Тогда нас эти рассуждения очень утешали, и мы верили им больше, чем скучным словам отца, который говорил, что нужно дать возможность и право развивать свои способности на любом поприще, без различия пола, состояния и исповедания. На отца мы сердились и хотели побить его его же собственным оружием: когда он нам давал читать книгу, мы ее не читали, а выбирали какую-нибудь самую неподходящую, уверяя, что все книги равны; за обедом ели одно сладкое, говоря, что это все равно, что есть суп. Конечно, мы были глупые мальчики, отец приходил в отчаяние и ворчал:

— Это черт знает что такое! Какие-то хулиганы растут. Наша мама улыбалась и говорила отцу:

— Ты отчасти сам виноват: дети не могут всего понимать, а чувство равенства, очевидно, не врождено людям, а благоприобретаемо, иначе оно не встречало бы такого отпора.

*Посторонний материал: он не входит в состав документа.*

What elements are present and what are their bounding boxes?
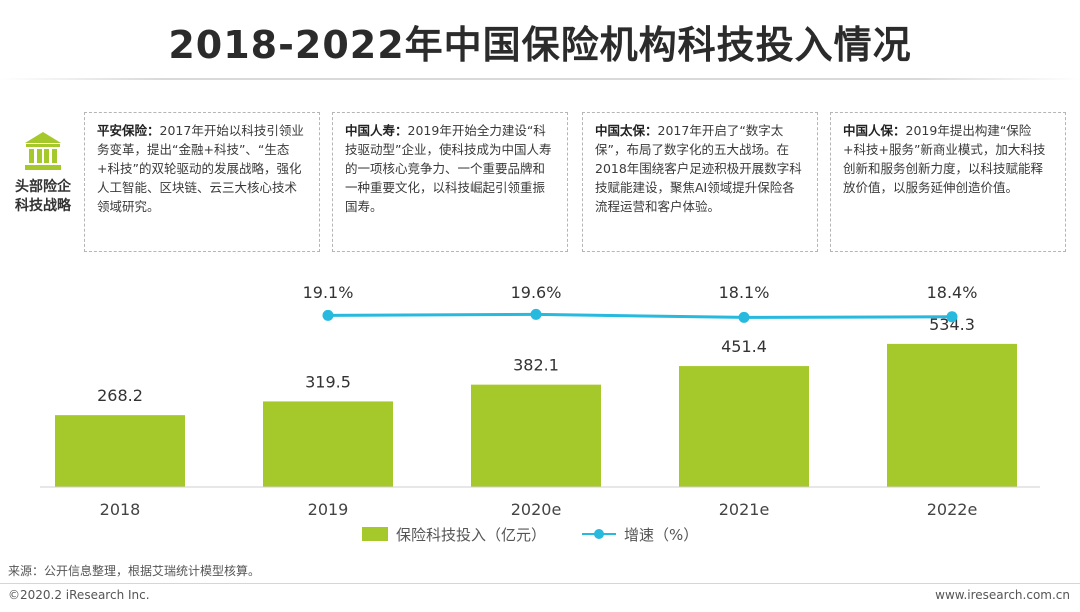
x-tick-label: 2022e: [927, 500, 978, 519]
growth-point-2019: [322, 309, 334, 321]
footer-website: www.iresearch.com.cn: [935, 588, 1070, 602]
x-tick-label: 2020e: [511, 500, 562, 519]
strategy-box-cpic: 中国太保：2017年开启了“数字太保”，布局了数字化的五大战场。在2018年围绕…: [582, 112, 818, 252]
growth-value-label: 19.1%: [303, 283, 354, 302]
bar-value-label: 319.5: [305, 372, 351, 391]
strategy-label: 头部险企 科技战略: [10, 130, 76, 216]
bar-2021e: [679, 366, 809, 487]
legend-label: 保险科技投入（亿元）: [396, 525, 547, 544]
bar-value-label: 268.2: [97, 386, 143, 405]
strategy-company: 中国人保：: [843, 123, 906, 138]
legend-line-swatch: [582, 527, 617, 541]
legend-item-investment: 保险科技投入（亿元）: [362, 524, 546, 545]
strategy-box-pingan: 平安保险：2017年开始以科技引领业务变革，提出“金融+科技”、“生态+科技”的…: [84, 112, 320, 252]
bar-value-label: 534.3: [929, 315, 975, 334]
growth-point-2021e: [738, 311, 750, 323]
x-tick-label: 2021e: [719, 500, 770, 519]
strategy-box-picc: 中国人保：2019年提出构建“保险+科技+服务”新商业模式，加大科技创新和服务创…: [830, 112, 1066, 252]
strategy-text: 2017年开始以科技引领业务变革，提出“金融+科技”、“生态+科技”的双轮驱动的…: [97, 123, 304, 214]
x-tick-label: 2019: [308, 500, 349, 519]
legend-bar-swatch: [362, 527, 388, 541]
bank-building-icon: [25, 132, 61, 170]
strategy-text: 2017年开启了“数字太保”，布局了数字化的五大战场。在2018年围绕客户足迹积…: [595, 123, 802, 214]
legend-label: 增速（%）: [624, 525, 699, 544]
source-note: 来源：公开信息整理，根据艾瑞统计模型核算。: [8, 564, 261, 578]
footer-divider: [0, 583, 1080, 584]
strategy-box-chinalife: 中国人寿：2019年开始全力建设“科技驱动型”企业，使科技成为中国人寿的一项核心…: [332, 112, 568, 252]
page-title: 2018-2022年中国保险机构科技投入情况: [168, 23, 912, 67]
investment-chart: 268.2 2018 319.5 2019 382.1 2020e 451.4 2021e 53…: [40, 283, 1040, 519]
strategy-company: 平安保险：: [97, 123, 160, 138]
strategy-company: 中国人寿：: [345, 123, 408, 138]
strategy-text: 2019年开始全力建设“科技驱动型”企业，使科技成为中国人寿的一项核心竞争力、一…: [345, 123, 552, 214]
footer-copyright: ©2020.2 iResearch Inc.: [8, 588, 150, 602]
legend-item-growth: 增速（%）: [582, 524, 698, 545]
bar-2020e: [471, 384, 601, 487]
strategy-label-line2: 科技战略: [15, 198, 71, 214]
bar-2019: [263, 401, 393, 487]
bar-2018: [55, 415, 185, 487]
growth-point-2020e: [530, 308, 542, 320]
growth-value-label: 19.6%: [511, 283, 562, 302]
bar-value-label: 382.1: [513, 356, 559, 375]
strategy-text: 2019年提出构建“保险+科技+服务”新商业模式，加大科技创新和服务创新力度，以…: [843, 123, 1046, 195]
bar-2022e: [887, 343, 1017, 487]
growth-line: [327, 312, 953, 319]
title-divider: [0, 78, 1080, 80]
growth-value-label: 18.1%: [719, 283, 770, 302]
bar-value-label: 451.4: [721, 337, 767, 356]
x-tick-label: 2018: [100, 500, 141, 519]
chart-legend: 保险科技投入（亿元） 增速（%）: [362, 522, 734, 546]
growth-value-label: 18.4%: [927, 283, 978, 302]
strategy-company: 中国太保：: [595, 123, 658, 138]
growth-point-2022e: [946, 311, 958, 323]
strategy-label-line1: 头部险企: [15, 179, 71, 195]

И нам казалось, что мать была на нашей стороне, потому что иначе зачем бы она нам рассказывала о героях и зачем бы у нее на стенке висел портрет лорда Байрона, а на этажерке стояла чугунная кукла Наполеона? Мы были ей благодарны, молча подсаживались к ней и ласкались, а она гладила нас по волосам, мечтая, вероятно, как хорошо было бы, если бы один из нас был Байроном, а другой Наполеоном, а она, наша мамочка, была бы не кондуктором и адвокатом, а «матерью великих людей», как мы читали в одной книжке. Когда мы подымали на нее свои глаза, паши взгляды встречались, и мы отлично понимали друг друга. А умный папа все продолжал рассуждать.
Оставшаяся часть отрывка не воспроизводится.